La niña del desierto

El último día que estuvo en Granada la llevé a una tienda de juguetes, pero no quería ninguno. Ella prefería un grifo, creyendo que aquel aparato serviría en su casa del desierto

Me encanta contar esta historia. Es una historia que flota en mi memoria cada vez que pasamos por una ola de calor y me recuerda aquellas terribles ardentías que tuve que soportar en los campamentos de Tindud, a donde había ido a hacer un reportaje sobre un hospital construido y financiado por un constructor granadino muy motivado por la situación en la que vive desde hace muchos años el pueblo saharaui. Aquella ocasión la aproveché para ver a la familia de Fathra, una niña del desierto que venía los veranos a mi casa gracias a la campaña de Vacaciones en paz, la cual lleva dos años suspendida por culpa de la pandemia. Fathra debe tener ya casi treinta años, pero recuerdo su carita asustada cuando pisó por primera vez nuestra casa. Ella vivía en el campamento de Smara, en pleno desierto, donde las temperaturas superan fácilmente los 50 grados. Allí la ola de calor es permanente y ellos están en desventaja porque las tiendas de campaña en las que viven no tienen aire acondicionado, ni siquiera frigoríficos con las que enfriar las bebidas o conservar los alimentos. Fathra tenía seis años cuando vino a Granada por primera vez. Lo que más le gustaba era estar delante del lavabo con las manos debajo del chorro de agua que salía por el grifo.

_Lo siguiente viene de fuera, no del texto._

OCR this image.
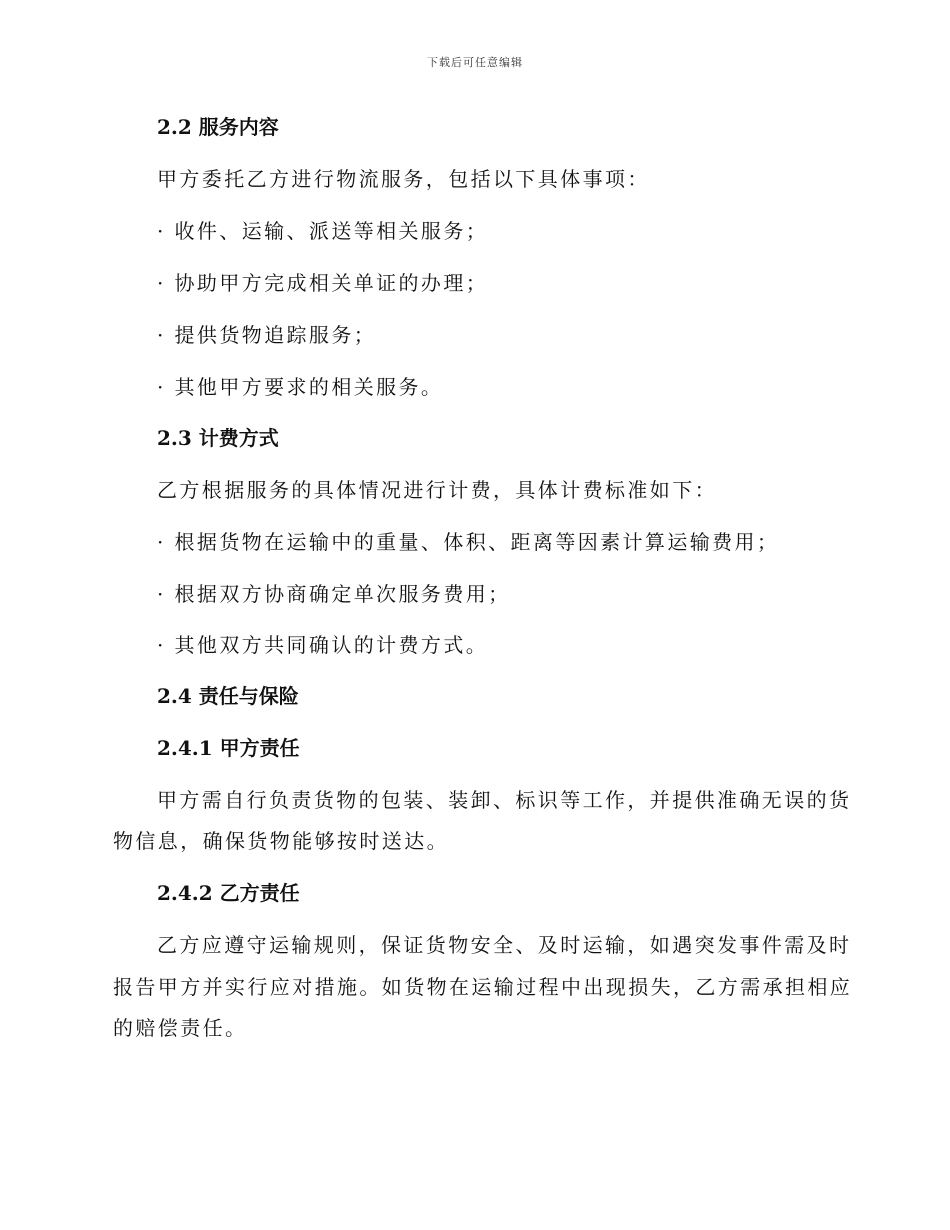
下载后可任意编辑
2.2 服务内容
甲方委托乙方进行物流服务，包括以下具体事项：
· 收件、运输、派送等相关服务；
· 协助甲方完成相关单证的办理；
· 提供货物追踪服务；
· 其他甲方要求的相关服务。
2.3 计费方式
乙方根据服务的具体情况进行计费，具体计费标准如下：
· 根据货物在运输中的重量、体积、距离等因素计算运输费用；
· 根据双方协商确定单次服务费用；
· 其他双方共同确认的计费方式。
2.4 责任与保险
2.4.1 甲方责任
甲方需自行负责货物的包装、装卸、标识等工作，并提供准确无误的货
物信息，确保货物能够按时送达。
2.4.2 乙方责任
乙方应遵守运输规则，保证货物安全、及时运输，如遇突发事件需及时
报告甲方并实行应对措施。如货物在运输过程中出现损失，乙方需承担相应
的赔偿责任。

Era su pasatiempo preferido. Yo le regañaba cuando se eternizaba en esa manía suya y trataba de hacerle comprender que el agua era un bien escaso y que no debía desperdiciarse. Explicarle eso a una niña que viene del desierto es como impedirle a un niño diabético la ingesta de un sabroso dulce. Así que cuando nos descuidábamos ya estaba abriendo los grifos para mojarse las manos y ver correr el agua. El caso es que el último día que estuvo en Granada, la llevé a una tienda de juguetes con la intención de que eligiera uno como regalo de despedida. Durante el recorrido por el establecimiento la vi mohína y triste: no quería ningún juguete. Le pregunté qué quería y no me contestó. Pero al pasar poco después por una ferretería que había cerca de la tienda de juguetes se acercó al escaparate y me señaló lo que anhelaba llevarse a su casa. Era un grifo. Ella creía que aquel aparato por donde salía agua también serviría en su casa del desierto. La abracé con esa ternura que inspira la ingenuidad y, por supuesto, le compré el grifo.